The Revenue Act of 1918, section 218 (a), provides:

That individuals carrying on business in partnership shall be liable for income tax only in their individual capacity. There shall be included in computing the net income of each partner his distributive share, whether distributed or not, of the net income of the partnership for the taxable year * * *.

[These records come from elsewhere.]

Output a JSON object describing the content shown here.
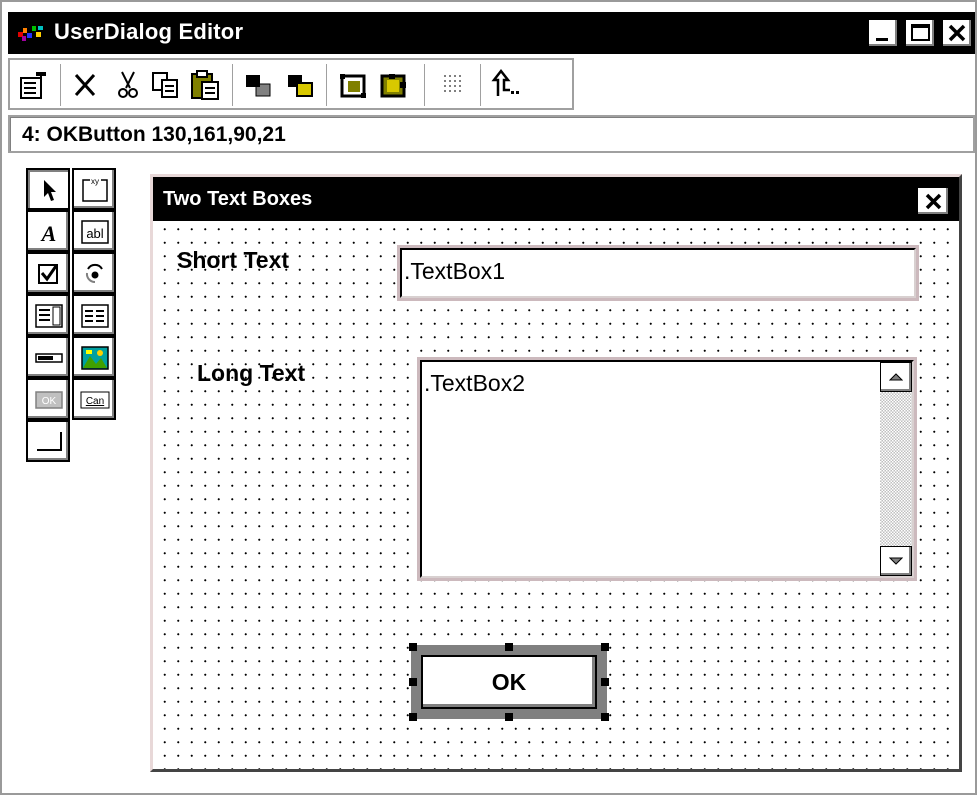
{
  "window": {
    "title": "UserDialog Editor"
  },
  "status": {
    "text": "4: OKButton 130,161,90,21"
  },
  "toolbar": {
    "buttons": [
      "properties",
      "delete",
      "cut",
      "copy",
      "paste",
      "send-to-back",
      "bring-to-front",
      "group",
      "ungroup",
      "grid",
      "run-dialog"
    ]
  },
  "toolbox": {
    "tools": [
      "pointer",
      "groupbox",
      "text",
      "textbox",
      "checkbox",
      "optionbutton",
      "listbox",
      "droplistbox",
      "combobox",
      "picture",
      "okbutton",
      "cancelbutton",
      "pushbutton"
    ]
  },
  "dialog": {
    "title": "Two Text Boxes",
    "short_label": "Short Text",
    "long_label": "Long Text",
    "textbox1": ".TextBox1",
    "textbox2": ".TextBox2",
    "ok_label": "OK"
  }
}
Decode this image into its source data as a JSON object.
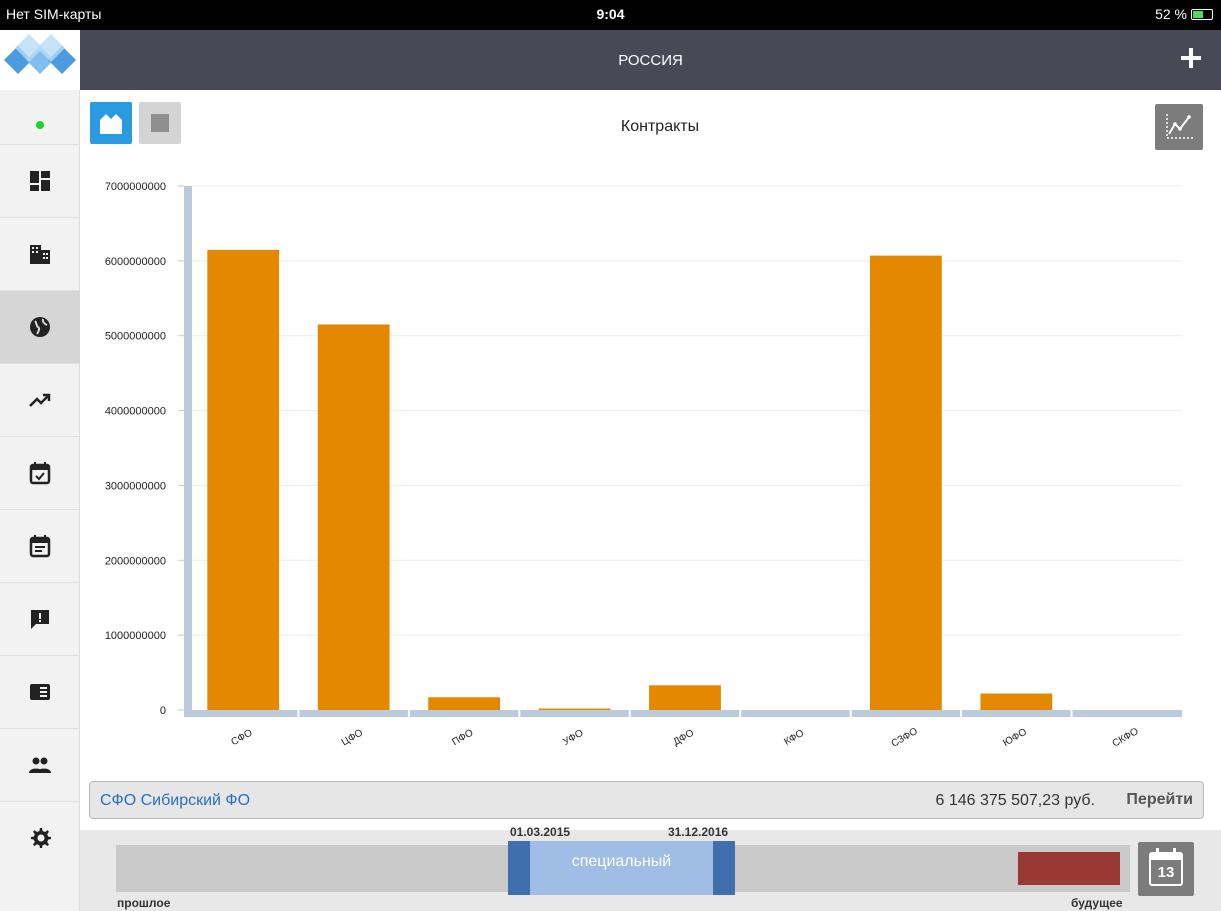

The record of this case establishes the fact, which also appears to be admitted, that the amounts here in controversy were a part of the gains and profits of a banking partnership during the respective years 1919 and 1920, and although agreeing that the said amounts were partnership gains and profits, petitioners contend that such amounts should not be treated as taxable income of the partners because the state statutes require them to add such amounts to their fixed capital and surplus, and that, therefore, these amounts were not distributable to the partners. This line of reasoning may seem to have an element of plausibility but we are convinced that it is wholly unsound. The statutory requirements regarding the capital and surplus of a banking partnership may require additions to such capital and surplus from time to time and make it necessary for the partners to furnish such funds. The statutory requirement, however, is not that such additions to capital and surplus be taken out of current earnings, in fact such additions may be supplied from any other source, and the state statutory requirements would have to be complied with even though the business produced no gains and profits. We take it also to be true that when this partnership took from its current gains and profits the amounts here in controversy it did, in fact, first distribute such amounts to the partners, who thereupon paid in such amounts to the fixed capital and surplus of the partnership, and that the amounts in question were, therefore, distributed during the year in which they were earned, and there is no provision in any taxing statute permitting the deduction of such additions to capital or surplus from gross income.

The deficiencies in income taxes for the several years here wider consideration are redetermined to be as follows• Raymond Guarini, for 1919, $228.68; 1920, $2,4.15.59; 1921, $55.20; Domenico Candela, for 1919, $244-53; 1920, $2,046.13; 1921, no deficiency, and judgment will be entered accordingly.